Identification of tuberculosis-associated proteins in whole blood supernatant
1 Molecular Enzymology, Graduate School of Agricultural Science, Tohoku University, 1-1 Amamiya-machi, Tsutsumidori, Aoba-ku, Sendai, Miyagi 981-8555, Japan
2 Department of Respiratory Diseases, Research Institute, National Center for Global Health and Medicine, 1-21-1 Toyama, Shinjuku-ku, Tokyo 162-8655, Japan
3 Department of Diabetic Complications, Research Institute, National Center for Global Health and Medicine, 1-21-1 Toyama, Shinjuku-ku, Tokyo 162-8655, Japan
4 Department of Metabolic Disorder, Research Institute, National Center for Global Health and Medicine, 1-21-1 Toyama, Shinjuku-ku, Tokyo 162-8655, Japan
5 Supramolecular Biology, International Graduate School of Art and Sciences, Yokohama City University, 1-7-29 Suehirocho, Tsurumi-ku, Yokohama, Kanagawa 230-0045, Japan
6 Department of Respiratory Medicine, National Center for Global Health and Medicine, 1-21-1 Toyama, Shinjuku-ku, Tokyo 162-8655, Japan
7 National Center for Global Health and Medicine - Bach Mai Hospital (NCGM-BMH) Medical Collaboration Center, 78 Giai Phong St., Hanoi, Vietnam
8 Hanoi Tuberculosis and Lung Disease Hospital, 44 Thanh Nhan Road, Hanoi, Vietnam
BMC Infectious Diseases 2011, 11:71 doi:10.1186/1471-2334-11-71Published: 22 March 2011
Biological parameters are useful tools for understanding and monitoring complicated disease processes. In this study, we attempted to identify proteins associated with active pulmonary tuberculosis (TB) using a proteomic approach.
To assess TB-associated changes in the composition of human proteins, whole blood supernatants were collected from patients with active TB and healthy control subjects. Two-dimensional difference gel electrophoresis (2D-DIGE) was performed to analyze proteins with high molecular weights (approximately >20 kDa). Baseline protein levels were initially compared between patients with active TB and control subjects. Possible changes of protein patterns in active TB were also compared ex vivo between whole blood samples incubated with Mycobacterium tuberculosis (Mtb)-specific antigens (stimulated condition) and under unstimulated conditions. Immunoblot and enzyme-linked immunosorbent assays (ELISA) were performed to confirm differences in identified proteins.

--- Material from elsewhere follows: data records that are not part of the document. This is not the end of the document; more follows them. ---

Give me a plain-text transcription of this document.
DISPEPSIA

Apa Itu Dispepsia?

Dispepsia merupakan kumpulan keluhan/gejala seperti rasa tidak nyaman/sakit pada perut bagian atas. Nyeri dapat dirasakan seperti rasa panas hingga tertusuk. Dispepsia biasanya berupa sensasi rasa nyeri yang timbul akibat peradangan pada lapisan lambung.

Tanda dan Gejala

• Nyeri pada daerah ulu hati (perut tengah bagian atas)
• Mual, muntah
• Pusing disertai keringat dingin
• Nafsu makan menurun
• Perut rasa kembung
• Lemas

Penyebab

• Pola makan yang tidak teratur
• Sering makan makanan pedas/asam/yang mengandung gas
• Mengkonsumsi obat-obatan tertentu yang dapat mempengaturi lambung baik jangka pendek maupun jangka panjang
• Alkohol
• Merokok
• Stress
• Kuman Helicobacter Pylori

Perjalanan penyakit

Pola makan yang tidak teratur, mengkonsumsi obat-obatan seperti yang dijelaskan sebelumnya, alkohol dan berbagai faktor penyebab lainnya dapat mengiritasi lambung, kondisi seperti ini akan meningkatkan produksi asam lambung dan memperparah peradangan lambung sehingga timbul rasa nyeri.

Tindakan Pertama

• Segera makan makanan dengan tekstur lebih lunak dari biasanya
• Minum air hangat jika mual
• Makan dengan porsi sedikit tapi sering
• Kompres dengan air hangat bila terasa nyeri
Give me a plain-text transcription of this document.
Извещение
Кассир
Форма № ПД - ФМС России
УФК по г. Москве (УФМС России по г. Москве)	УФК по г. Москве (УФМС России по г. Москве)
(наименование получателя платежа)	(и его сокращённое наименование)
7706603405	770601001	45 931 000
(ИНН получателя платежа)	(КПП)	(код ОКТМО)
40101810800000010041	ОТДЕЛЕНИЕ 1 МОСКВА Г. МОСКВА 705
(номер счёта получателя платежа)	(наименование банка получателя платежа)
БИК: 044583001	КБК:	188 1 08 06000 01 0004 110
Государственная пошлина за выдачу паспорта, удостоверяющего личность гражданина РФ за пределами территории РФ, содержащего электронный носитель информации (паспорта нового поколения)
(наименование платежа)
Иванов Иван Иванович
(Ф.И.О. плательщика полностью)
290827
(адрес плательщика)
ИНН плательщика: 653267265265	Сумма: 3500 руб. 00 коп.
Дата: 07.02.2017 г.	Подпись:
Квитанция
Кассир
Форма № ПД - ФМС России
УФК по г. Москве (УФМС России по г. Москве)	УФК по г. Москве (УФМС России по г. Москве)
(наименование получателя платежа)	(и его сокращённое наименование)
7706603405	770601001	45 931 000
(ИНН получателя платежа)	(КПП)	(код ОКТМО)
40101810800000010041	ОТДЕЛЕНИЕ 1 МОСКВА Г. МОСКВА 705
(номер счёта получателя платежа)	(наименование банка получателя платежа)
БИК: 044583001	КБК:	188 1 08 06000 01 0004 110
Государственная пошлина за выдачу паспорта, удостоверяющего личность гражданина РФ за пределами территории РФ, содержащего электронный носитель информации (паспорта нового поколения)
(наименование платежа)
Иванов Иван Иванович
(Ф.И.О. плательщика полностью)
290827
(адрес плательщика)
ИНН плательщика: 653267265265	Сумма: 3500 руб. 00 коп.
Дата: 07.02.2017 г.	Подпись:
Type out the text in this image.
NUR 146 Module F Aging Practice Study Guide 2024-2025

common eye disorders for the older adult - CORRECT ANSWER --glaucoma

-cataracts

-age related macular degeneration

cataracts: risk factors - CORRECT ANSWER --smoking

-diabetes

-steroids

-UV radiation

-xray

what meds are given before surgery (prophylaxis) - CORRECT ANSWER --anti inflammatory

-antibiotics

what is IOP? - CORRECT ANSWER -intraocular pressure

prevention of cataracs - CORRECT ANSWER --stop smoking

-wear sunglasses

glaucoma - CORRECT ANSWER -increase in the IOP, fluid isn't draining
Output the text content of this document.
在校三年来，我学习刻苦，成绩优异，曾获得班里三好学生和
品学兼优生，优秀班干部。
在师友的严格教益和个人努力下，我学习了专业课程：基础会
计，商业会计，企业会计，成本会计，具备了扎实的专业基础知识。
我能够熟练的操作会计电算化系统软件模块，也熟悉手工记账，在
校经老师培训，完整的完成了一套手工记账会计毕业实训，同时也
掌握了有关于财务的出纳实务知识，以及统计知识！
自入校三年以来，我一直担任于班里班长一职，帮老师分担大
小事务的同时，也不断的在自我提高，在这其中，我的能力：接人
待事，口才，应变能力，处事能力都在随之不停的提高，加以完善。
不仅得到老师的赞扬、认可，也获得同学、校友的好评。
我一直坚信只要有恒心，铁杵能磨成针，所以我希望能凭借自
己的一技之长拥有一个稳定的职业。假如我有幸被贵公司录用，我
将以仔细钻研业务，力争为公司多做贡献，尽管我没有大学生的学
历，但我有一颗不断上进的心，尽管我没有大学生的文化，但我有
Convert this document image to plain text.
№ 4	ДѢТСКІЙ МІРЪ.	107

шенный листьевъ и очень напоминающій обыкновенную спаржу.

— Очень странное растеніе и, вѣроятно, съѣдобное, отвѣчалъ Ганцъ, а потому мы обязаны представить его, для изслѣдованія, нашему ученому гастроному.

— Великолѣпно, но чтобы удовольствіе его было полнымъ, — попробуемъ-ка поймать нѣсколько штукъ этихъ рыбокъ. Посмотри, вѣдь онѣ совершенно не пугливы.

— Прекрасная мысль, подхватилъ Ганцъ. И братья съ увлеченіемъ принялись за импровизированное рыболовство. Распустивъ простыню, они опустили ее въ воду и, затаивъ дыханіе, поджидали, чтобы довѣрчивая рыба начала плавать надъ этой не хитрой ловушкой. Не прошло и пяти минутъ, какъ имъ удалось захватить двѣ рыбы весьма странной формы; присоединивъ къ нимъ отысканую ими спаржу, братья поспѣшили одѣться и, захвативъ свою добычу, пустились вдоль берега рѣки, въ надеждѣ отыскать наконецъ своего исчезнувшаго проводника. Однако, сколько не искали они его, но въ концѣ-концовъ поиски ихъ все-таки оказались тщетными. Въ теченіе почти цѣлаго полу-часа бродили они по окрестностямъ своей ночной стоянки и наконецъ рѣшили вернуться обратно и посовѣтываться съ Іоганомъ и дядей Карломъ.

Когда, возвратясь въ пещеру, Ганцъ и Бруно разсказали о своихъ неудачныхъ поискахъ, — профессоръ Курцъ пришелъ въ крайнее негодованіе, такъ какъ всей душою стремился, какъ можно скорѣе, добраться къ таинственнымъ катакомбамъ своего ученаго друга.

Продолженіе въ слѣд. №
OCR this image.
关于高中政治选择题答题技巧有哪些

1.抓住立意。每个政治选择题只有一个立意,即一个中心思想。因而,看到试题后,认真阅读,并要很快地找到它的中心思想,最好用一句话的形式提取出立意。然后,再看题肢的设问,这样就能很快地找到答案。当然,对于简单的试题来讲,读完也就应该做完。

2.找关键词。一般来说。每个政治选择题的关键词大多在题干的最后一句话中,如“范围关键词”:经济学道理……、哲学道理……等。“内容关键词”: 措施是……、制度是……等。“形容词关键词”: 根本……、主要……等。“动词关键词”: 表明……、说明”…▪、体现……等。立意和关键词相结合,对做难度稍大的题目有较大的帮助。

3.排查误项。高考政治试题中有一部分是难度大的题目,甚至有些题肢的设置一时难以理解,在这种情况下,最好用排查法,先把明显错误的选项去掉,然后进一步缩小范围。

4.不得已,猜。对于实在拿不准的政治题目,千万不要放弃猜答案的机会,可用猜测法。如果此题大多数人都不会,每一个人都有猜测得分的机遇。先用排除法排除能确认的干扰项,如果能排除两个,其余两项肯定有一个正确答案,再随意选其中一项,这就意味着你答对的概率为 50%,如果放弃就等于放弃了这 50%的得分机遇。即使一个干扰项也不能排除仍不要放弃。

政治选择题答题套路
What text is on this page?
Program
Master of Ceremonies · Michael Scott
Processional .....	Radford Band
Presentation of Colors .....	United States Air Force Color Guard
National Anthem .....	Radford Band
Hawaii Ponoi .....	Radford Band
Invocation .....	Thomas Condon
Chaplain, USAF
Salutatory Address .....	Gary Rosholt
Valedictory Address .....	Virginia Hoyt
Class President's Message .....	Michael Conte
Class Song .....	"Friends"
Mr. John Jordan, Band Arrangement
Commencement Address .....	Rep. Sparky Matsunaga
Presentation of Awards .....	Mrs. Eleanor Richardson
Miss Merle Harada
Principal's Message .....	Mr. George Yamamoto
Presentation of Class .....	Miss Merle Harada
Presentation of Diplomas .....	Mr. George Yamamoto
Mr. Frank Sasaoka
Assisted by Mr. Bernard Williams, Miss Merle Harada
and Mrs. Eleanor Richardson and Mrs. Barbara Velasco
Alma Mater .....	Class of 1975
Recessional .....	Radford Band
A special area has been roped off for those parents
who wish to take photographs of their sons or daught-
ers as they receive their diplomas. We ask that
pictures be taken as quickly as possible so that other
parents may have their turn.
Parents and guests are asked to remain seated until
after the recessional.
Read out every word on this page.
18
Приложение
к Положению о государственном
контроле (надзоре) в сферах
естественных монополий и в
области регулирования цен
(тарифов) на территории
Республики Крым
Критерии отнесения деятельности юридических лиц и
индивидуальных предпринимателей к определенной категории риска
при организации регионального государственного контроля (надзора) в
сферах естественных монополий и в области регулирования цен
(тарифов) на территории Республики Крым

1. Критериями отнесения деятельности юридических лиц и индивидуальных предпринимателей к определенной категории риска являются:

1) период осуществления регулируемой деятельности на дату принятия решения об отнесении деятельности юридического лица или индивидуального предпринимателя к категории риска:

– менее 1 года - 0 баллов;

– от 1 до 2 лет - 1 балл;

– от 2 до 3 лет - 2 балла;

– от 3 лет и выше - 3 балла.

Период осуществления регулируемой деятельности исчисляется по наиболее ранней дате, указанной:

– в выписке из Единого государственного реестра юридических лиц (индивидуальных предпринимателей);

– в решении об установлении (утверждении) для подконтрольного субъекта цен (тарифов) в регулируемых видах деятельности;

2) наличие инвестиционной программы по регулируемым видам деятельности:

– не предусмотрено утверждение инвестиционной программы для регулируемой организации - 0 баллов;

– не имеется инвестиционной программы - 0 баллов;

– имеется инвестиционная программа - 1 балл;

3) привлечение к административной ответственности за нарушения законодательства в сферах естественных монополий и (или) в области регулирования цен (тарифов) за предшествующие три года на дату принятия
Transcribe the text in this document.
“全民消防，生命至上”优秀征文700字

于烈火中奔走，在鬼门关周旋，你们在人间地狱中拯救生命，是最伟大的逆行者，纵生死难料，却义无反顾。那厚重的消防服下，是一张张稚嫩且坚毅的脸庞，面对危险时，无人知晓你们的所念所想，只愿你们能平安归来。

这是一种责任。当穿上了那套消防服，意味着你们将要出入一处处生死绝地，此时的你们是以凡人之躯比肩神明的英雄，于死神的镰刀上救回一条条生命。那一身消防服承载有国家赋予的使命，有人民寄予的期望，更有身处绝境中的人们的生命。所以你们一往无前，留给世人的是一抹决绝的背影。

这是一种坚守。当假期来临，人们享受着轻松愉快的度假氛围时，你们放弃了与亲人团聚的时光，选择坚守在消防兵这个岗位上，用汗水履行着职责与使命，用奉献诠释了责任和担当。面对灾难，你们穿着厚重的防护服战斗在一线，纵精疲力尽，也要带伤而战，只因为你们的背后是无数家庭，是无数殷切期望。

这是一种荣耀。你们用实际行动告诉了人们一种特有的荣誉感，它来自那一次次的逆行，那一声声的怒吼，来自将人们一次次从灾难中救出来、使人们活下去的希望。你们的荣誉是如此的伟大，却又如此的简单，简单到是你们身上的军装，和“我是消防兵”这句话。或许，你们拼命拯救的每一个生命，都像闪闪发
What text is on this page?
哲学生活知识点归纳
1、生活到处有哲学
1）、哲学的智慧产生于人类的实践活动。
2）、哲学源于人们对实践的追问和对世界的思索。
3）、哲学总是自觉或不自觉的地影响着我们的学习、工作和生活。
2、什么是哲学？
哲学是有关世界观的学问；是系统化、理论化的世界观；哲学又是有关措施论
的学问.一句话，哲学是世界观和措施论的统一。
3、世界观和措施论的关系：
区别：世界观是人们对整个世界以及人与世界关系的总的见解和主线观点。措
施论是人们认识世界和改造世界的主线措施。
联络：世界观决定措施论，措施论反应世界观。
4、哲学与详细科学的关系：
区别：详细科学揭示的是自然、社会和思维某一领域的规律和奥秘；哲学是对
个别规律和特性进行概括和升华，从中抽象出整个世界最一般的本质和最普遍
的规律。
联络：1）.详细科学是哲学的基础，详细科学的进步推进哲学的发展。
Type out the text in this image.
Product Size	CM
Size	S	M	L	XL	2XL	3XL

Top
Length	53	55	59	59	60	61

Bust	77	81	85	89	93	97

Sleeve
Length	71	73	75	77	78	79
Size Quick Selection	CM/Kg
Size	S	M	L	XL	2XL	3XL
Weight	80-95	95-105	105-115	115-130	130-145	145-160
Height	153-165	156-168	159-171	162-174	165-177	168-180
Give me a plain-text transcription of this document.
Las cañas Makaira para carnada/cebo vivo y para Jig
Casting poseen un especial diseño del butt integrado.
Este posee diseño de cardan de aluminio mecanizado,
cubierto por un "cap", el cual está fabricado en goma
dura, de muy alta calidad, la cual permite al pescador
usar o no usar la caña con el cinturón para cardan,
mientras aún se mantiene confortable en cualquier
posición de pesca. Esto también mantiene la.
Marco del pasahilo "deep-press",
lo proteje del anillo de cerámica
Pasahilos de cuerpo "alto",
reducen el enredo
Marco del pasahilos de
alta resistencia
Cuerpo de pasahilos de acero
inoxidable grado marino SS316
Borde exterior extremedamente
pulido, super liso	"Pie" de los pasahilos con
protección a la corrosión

Under the baseline condition, we found that the levels of retinol-binding protein 4 (RBP4), fetuin-A (also called α-HS-glycoprotein), and vitamin D-binding protein differed between patients with active TB and control subjects on 2D gels. Immunoblotting results confirmed differential expression of RBP4 and fetuin-A. ELISA results further confirmed significantly lower levels of these two proteins in samples from patients with active TB than in control subjects (P < 0.0001). Mtb-specific antigen stimulation ex vivo altered clusterin expression in whole blood samples collected from patients with active TB.
We identified TB-associated proteins in whole blood supernatants. The dynamics of protein expression during disease progression may improve our understanding of the pathogenesis of TB.